Lawmakers in New York and Connecticut will have the opportunity again next year to pass legislation restricting NDAs in all incidents of abuse and harassment. Because these states are home to some of the world’s most powerful employers, policy change there would have nationwide implications. Look at Washington, for example: When that state banned NDAs in cases of harassment and discrimination in 2022, Microsoft eliminated confidentiality clauses in its settlement and separation agreements with its employees nationwide. It just takes a first step.
When the #MeToo movement kicked off, the possibilities seemed endless. I’m sure many people thought change would come quickly. But that’s not how movements work. We cannot judge the success of #MeToo only by whether it stopped all abuse and rewrote our rules, nor whether it’s still dominating headlines and social media feeds.
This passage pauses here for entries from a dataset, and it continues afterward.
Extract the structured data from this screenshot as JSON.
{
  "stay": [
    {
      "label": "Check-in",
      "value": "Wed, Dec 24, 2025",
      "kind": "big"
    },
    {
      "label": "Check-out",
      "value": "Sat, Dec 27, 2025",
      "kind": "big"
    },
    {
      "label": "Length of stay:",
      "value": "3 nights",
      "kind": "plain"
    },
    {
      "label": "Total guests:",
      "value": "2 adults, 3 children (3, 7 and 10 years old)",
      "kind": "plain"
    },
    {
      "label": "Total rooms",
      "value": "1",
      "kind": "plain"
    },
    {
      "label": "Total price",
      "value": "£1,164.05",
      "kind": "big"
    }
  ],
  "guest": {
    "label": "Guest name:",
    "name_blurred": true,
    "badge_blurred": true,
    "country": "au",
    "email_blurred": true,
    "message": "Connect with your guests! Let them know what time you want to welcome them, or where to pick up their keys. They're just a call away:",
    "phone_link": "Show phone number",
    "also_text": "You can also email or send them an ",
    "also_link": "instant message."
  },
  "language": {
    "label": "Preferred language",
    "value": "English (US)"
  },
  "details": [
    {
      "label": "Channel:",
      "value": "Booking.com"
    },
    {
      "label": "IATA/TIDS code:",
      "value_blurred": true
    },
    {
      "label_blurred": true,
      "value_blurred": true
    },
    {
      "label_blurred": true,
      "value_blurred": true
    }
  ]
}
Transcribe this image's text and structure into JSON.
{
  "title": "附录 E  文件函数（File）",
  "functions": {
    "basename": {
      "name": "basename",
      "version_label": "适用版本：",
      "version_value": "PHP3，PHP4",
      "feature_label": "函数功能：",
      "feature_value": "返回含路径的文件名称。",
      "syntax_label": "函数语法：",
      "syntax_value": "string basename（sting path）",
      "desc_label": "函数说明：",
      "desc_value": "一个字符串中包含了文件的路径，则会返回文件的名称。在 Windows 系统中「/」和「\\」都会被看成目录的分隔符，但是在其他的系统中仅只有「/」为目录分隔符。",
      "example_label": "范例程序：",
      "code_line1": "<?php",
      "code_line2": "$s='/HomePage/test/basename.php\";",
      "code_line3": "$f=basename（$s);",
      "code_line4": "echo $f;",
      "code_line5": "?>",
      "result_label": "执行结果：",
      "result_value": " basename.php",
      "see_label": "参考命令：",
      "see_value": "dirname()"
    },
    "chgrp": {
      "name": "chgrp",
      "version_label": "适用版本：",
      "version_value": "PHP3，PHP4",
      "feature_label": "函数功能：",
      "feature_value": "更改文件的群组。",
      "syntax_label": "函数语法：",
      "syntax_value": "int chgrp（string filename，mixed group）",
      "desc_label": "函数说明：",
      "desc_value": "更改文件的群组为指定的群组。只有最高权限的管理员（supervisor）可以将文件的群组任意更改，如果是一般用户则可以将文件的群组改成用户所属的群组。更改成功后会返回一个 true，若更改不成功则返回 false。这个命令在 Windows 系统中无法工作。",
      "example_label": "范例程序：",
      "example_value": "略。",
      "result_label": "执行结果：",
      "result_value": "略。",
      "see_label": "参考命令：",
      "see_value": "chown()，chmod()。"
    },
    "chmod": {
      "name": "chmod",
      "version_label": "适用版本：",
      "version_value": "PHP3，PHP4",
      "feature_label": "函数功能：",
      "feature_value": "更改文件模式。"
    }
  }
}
Even though Mr. Ailes died almost a decade ago, I still cannot talk about what happened to me at Fox News, because I am bound by the highly restrictive NDA I signed back when such things were standard elements of employment contracts. Thanks to these subsequent laws, however, survivors can now speak up in court about instances of abuse, harassment, discrimination and retaliation. These laws give survivors their voice back. #MeToo made them happen, and we’re not giving up any time soon.
Gretchen Carlson, a journalist, is a founder of Lift Our Voices, a nonprofit organization that strives to end the use of nondisclosure and forced arbitration agreements in cases involving workplace harassment and discrimination.